I feel like as individuals within the Down syndrome parenting community we are forced to continuously re-invent the wheel when it comes to our own emotional and spiritual health. Even when someone does reach out and ask, they often get responses of “it could be worse,” “I’ve never had that problem,” or a vague “it gets better.” The internet has been a gift to the Down syndrome community, but also a curse. Because these conversations are taking place online, anyone can read them, and you can almost feel the calculation in every sentence – how much is too much? Am I giving the wrong impression?
It’s rare to hear about the actual mechanisms of acceptance and healing – and I type this knowing full well I have never shared the true depths of grief I reached over my own child’s diagnosis. I guess I’m just wishing I could. How many moms facing a prenatal diagnosis read our blogs and forum posts and feel guilty to the core over the depth of their own grief? A grief they don’t often see or hear discussed, and when they do, it’s the abridged version? And how many parents of older children want to reach out, but find only these rosy cheeked toddlers smiling for the camera alongside cute anecdotes?
And before you think I’m advocating for us to pour out our inner souls all over the internet, or to complain daily, or what have you, I’m not. I’m posing this as food for thought – could it be that in our desire to paint the rosy picture we’re losing people – losing our own? And not forming stronger bonds with each other?
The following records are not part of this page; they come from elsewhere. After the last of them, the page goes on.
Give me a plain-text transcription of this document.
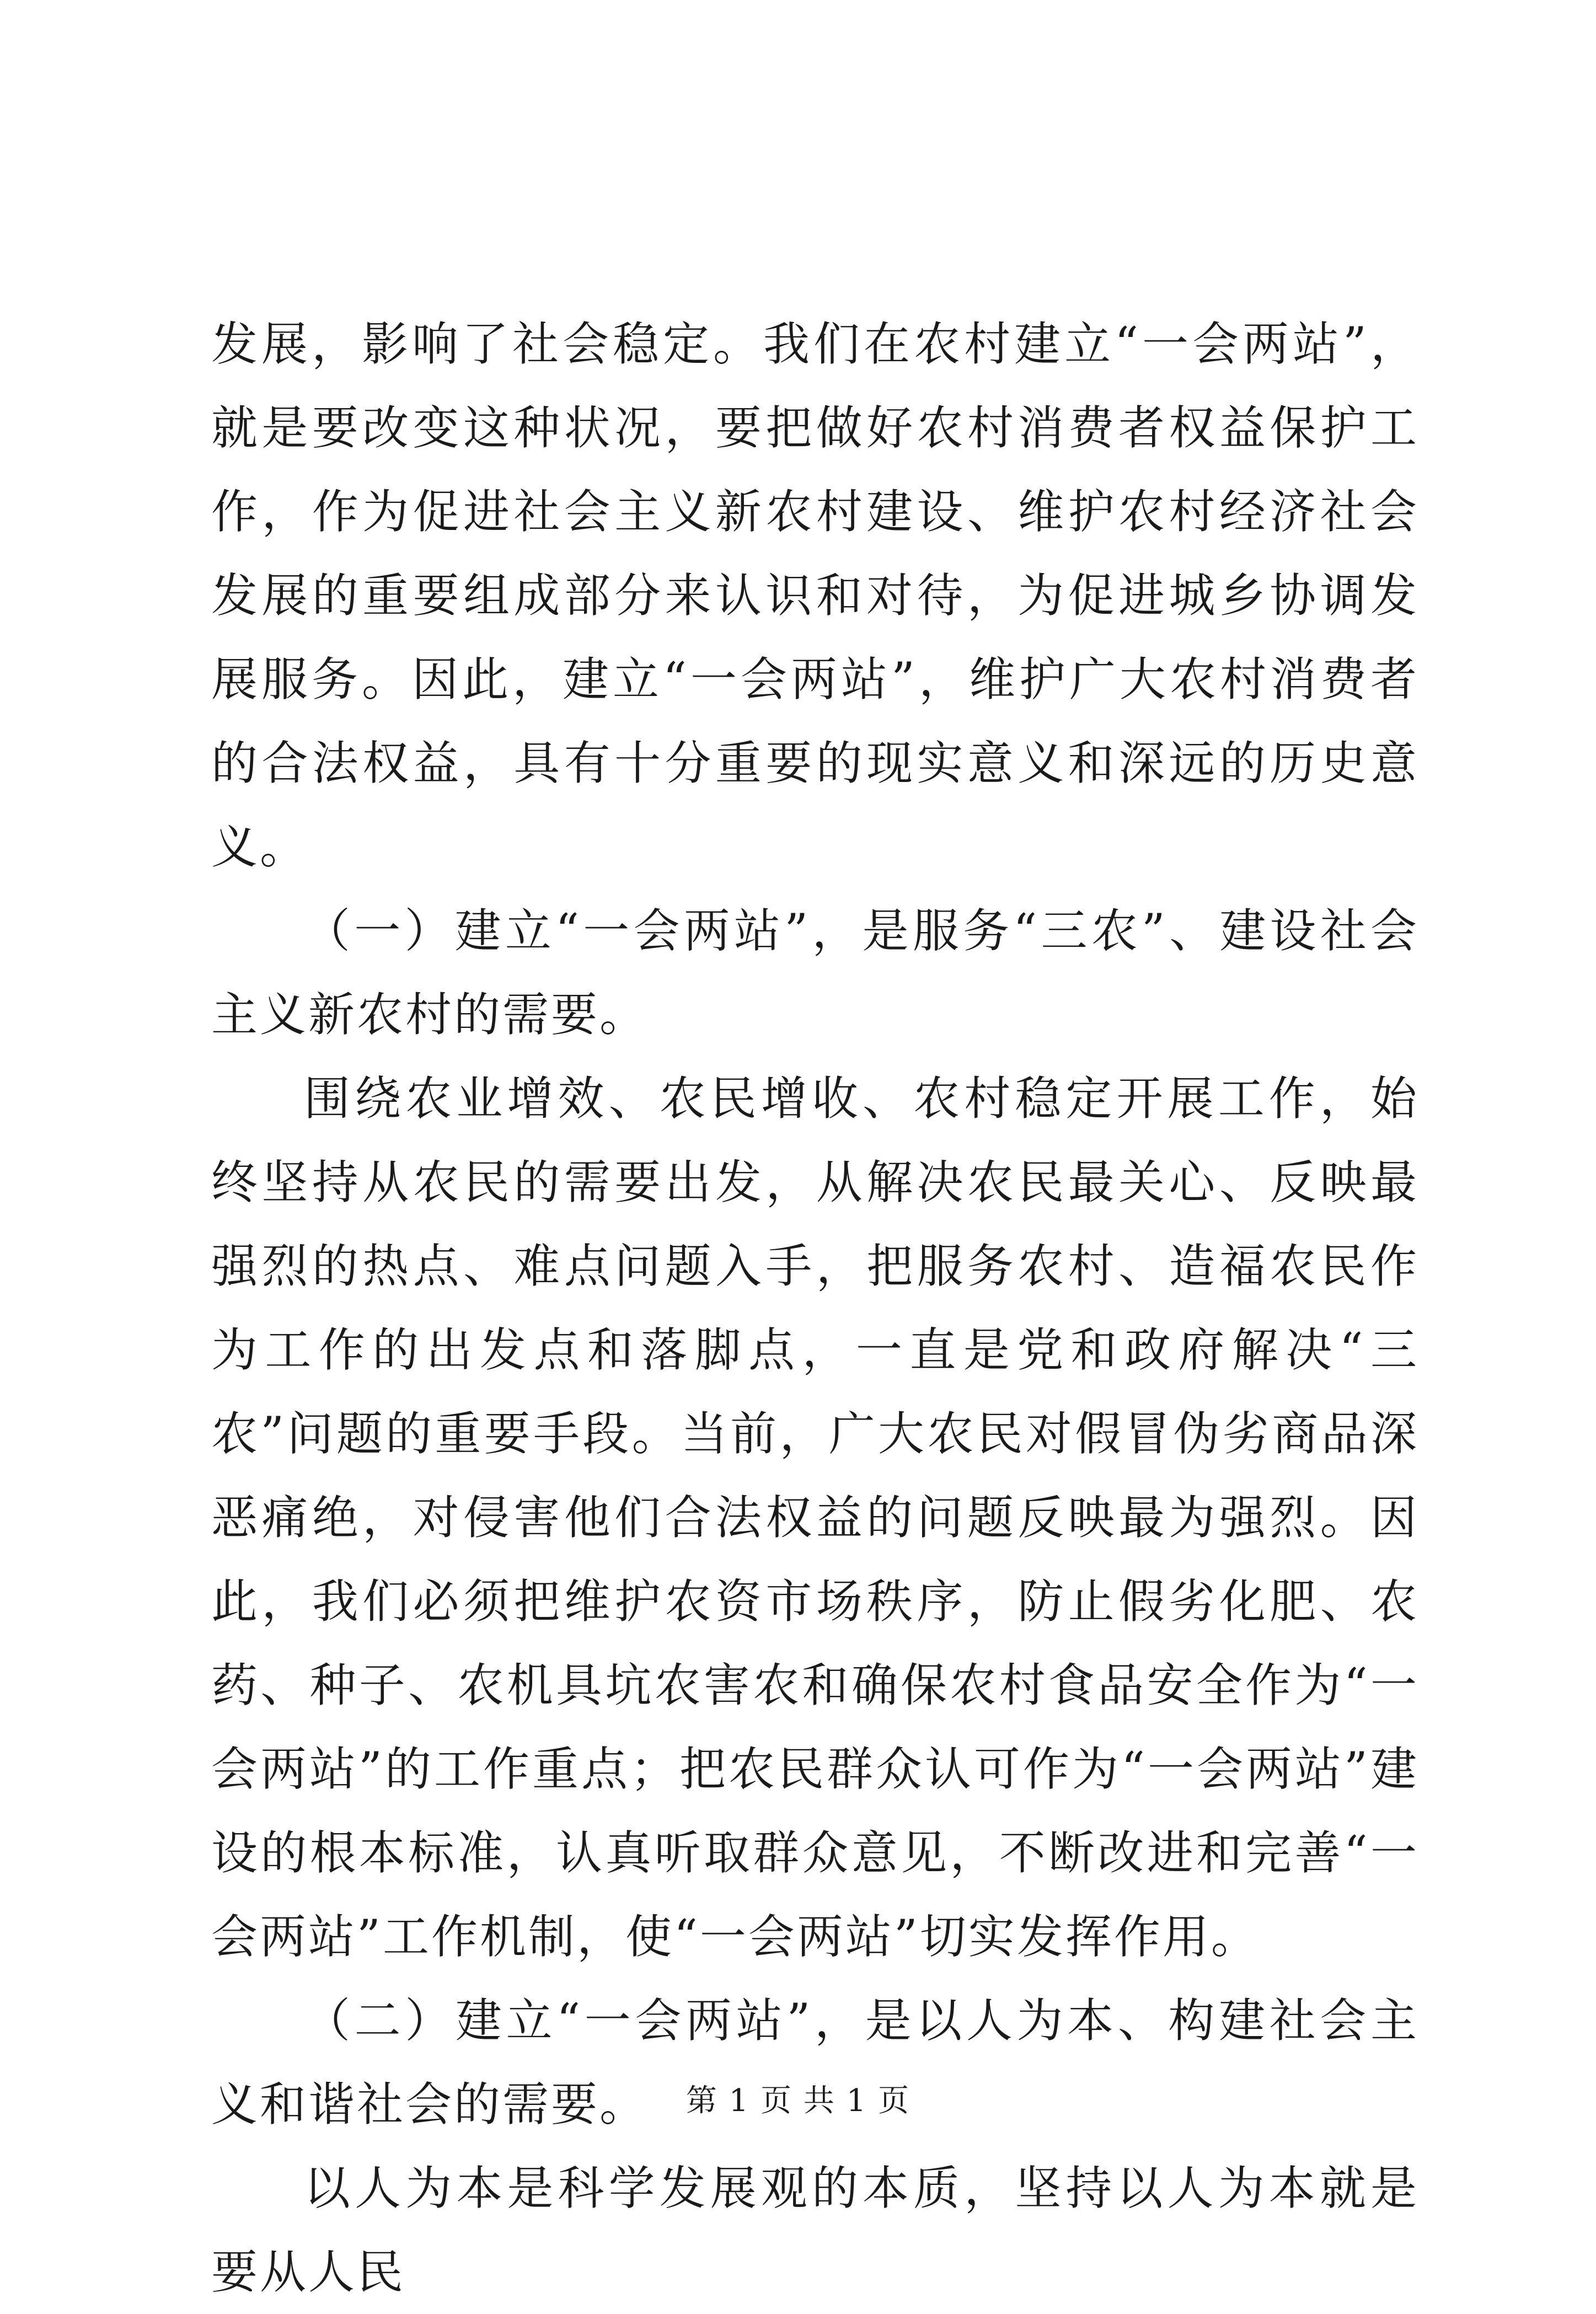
发展，影响了社会稳定。我们在农村建立“一会两站”，就是要改变这种状况，要把做好农村消费者权益保护工作，作为促进社会主义新农村建设、维护农村经济社会发展的重要组成部分来认识和对待，为促进城乡协调发展服务。因此，建立“一会两站”，维护广大农村消费者的合法权益，具有十分重要的现实意义和深远的历史意义。

（一）建立“一会两站”，是服务“三农”、建设社会主义新农村的需要。

围绕农业增效、农民增收、农村稳定开展工作，始终坚持从农民的需要出发，从解决农民最关心、反映最强烈的热点、难点问题入手，把服务农村、造福农民作为工作的出发点和落脚点，一直是党和政府解决“三农”问题的重要手段。当前，广大农民对假冒伪劣商品深恶痛绝，对侵害他们合法权益的问题反映最为强烈。因此，我们必须把维护农资市场秩序，防止假劣化肥、农药、种子、农机具坑农害农和确保农村食品安全作为“一会两站”的工作重点；把农民群众认可作为“一会两站”建设的根本标准，认真听取群众意见，不断改进和完善“一会两站”工作机制，使“一会两站”切实发挥作用。

（二）建立“一会两站”，是以人为本、构建社会主义和谐社会的需要。

以人为本是科学发展观的本质，坚持以人为本就是要从人民

第 1 页 共 1 页
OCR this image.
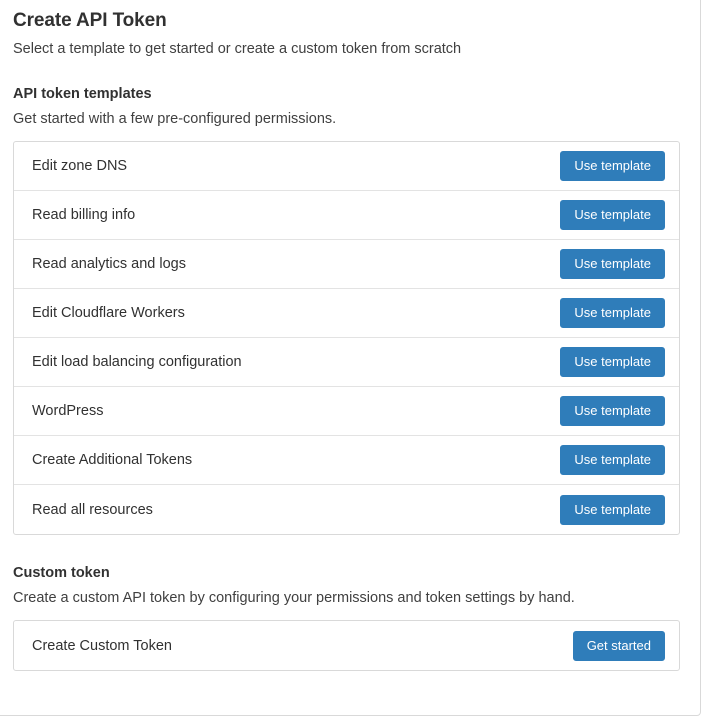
Create API Token

Select a template to get started or create a custom token from scratch

API token templates

Get started with a few pre-configured permissions.

Edit zone DNS	Use template
Read billing info	Use template
Read analytics and logs	Use template
Edit Cloudflare Workers	Use template
Edit load balancing configuration	Use template
WordPress	Use template
Create Additional Tokens	Use template
Read all resources	Use template
Custom token

Create a custom API token by configuring your permissions and token settings by hand.

Create Custom Token	Get started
If we cannot be honest in our own community, where can we be honest?
So this is my call to the Down syndrome community: let’s face these fears. Let’s celebrate our kids, let’s share their beauty and worth, but let’s also be open – let’s share our own humanity. Let’s reach out to each other and seek help when we need it, cry if we have to. And beyond that, when a mom does reach out, let’s not cringe and pull away, or offer trite reassurance – let’s offer our fullest support and a warm embrace.
Let’s demystify what it means to raise a child with Down syndrome. Our kids ain’t angels, and neither are we.